The Pre-Budget Report contained only small crumbs for Northern Ireland, according to the Institute of Directors here.
Frank Bryan, chairman of IoD NI, said Alistair Darling's plans to simplify tax and other measures for business offered little comfort for Ulster businesses.
He said: "The statement confirmed that public spending growth in Northern Ireland will slow and, because we are so dependent on that, it throws up a real challenge to the Northern Ireland Executive to improve efficiency in all departments.
"The efficiency drive launched by Peter Robinson (Finance Minister) to release 3% cash savings each year is therefore critical to the Executive's task of delivering more and better public services.
"What the business community wants to see from this squeeze on public spending is a new focus on how to shift the emphasis to growing the private sector and, specifically, we look to Northern Ireland departments to proactively identify opportunities to outsource service delivery and back-office support into efficient private hands."
Mr Bryan said he hoped Sir David Varney's review of business tax policy in the province - due to be published soon - would accelerate the transformation of Ulster's economy from public-sector dominated to private-sector driven.
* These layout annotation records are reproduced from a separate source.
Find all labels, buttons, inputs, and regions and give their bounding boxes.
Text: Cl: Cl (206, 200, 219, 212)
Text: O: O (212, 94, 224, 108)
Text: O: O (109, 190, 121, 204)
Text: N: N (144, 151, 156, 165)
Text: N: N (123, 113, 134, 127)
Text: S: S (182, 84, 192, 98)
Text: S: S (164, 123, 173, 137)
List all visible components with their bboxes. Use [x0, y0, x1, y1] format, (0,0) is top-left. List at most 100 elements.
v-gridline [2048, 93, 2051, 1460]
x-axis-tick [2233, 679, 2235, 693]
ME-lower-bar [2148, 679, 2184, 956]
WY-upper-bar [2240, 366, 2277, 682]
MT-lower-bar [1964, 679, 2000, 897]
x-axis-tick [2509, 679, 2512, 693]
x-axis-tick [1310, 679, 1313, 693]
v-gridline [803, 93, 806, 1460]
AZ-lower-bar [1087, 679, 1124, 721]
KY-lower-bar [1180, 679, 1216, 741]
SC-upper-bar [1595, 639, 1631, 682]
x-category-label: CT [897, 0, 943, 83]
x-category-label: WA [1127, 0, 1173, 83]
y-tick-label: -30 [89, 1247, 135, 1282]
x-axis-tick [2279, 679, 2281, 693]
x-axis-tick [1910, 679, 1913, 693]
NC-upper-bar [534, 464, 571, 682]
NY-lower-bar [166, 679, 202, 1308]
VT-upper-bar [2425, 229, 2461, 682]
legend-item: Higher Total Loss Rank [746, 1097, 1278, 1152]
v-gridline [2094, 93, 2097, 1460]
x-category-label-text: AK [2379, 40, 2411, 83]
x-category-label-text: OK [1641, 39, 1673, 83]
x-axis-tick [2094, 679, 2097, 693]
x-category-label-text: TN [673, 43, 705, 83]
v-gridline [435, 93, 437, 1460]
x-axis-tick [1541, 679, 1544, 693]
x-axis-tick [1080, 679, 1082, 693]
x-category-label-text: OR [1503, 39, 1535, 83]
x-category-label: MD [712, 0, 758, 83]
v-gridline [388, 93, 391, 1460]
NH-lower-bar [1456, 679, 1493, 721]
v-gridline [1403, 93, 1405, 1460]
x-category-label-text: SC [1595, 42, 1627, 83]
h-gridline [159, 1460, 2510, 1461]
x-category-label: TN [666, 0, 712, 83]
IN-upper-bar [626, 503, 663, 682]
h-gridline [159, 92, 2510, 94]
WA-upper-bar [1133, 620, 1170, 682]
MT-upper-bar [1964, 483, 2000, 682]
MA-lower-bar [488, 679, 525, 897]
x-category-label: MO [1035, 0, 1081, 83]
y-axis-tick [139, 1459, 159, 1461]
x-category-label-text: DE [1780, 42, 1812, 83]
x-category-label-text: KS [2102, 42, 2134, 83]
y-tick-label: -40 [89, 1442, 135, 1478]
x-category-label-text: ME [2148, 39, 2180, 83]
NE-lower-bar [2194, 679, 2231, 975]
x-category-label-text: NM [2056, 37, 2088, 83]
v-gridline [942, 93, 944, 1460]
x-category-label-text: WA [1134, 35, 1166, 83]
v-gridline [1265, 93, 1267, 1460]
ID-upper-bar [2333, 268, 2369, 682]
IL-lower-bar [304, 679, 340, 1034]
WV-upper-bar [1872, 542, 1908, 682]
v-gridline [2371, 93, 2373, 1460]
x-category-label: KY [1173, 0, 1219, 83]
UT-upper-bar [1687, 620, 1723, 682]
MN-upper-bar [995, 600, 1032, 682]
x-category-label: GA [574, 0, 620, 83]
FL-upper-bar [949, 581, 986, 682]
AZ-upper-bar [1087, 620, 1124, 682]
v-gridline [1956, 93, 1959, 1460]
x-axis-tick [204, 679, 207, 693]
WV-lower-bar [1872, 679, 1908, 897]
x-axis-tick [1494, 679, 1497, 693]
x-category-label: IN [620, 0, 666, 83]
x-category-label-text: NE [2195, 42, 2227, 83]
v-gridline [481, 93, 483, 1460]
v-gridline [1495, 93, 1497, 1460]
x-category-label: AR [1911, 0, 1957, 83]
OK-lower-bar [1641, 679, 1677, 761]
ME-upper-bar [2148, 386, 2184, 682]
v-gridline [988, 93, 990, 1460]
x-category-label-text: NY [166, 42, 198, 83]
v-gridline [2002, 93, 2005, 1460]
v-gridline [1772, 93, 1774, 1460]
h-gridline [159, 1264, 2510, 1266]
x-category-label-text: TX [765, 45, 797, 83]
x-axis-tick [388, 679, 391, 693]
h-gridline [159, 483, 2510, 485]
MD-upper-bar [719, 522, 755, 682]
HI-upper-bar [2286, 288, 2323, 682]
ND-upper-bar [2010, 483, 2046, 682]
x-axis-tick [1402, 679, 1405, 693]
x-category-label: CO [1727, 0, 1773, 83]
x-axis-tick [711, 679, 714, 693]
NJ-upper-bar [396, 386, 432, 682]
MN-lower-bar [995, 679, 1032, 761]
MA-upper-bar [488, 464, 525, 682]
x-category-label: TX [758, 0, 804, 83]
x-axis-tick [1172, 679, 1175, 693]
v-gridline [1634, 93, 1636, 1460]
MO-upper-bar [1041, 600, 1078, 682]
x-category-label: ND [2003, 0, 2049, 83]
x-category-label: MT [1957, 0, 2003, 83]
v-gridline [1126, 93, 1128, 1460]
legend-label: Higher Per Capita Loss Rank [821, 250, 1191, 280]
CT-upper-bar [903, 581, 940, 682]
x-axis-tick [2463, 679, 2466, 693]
"The Chancellor gave no hints, but indications are not strong that the review will grant us a cut to 12.5% corporation tax and we wait to see if Varney can produce imaginative alternatives that will encourage private-sector investment," he added.
CBI Northern Ireland director Nigel Smyth said an annual growth of 1.7% in real terms for Northern Ireland was at the upper end of expectations.
"Despite this, the Executive faces many challenges, and the demands on public expenditure remain high."
He said the business community had been encouraged by the Executive's recognition that the economy must come first.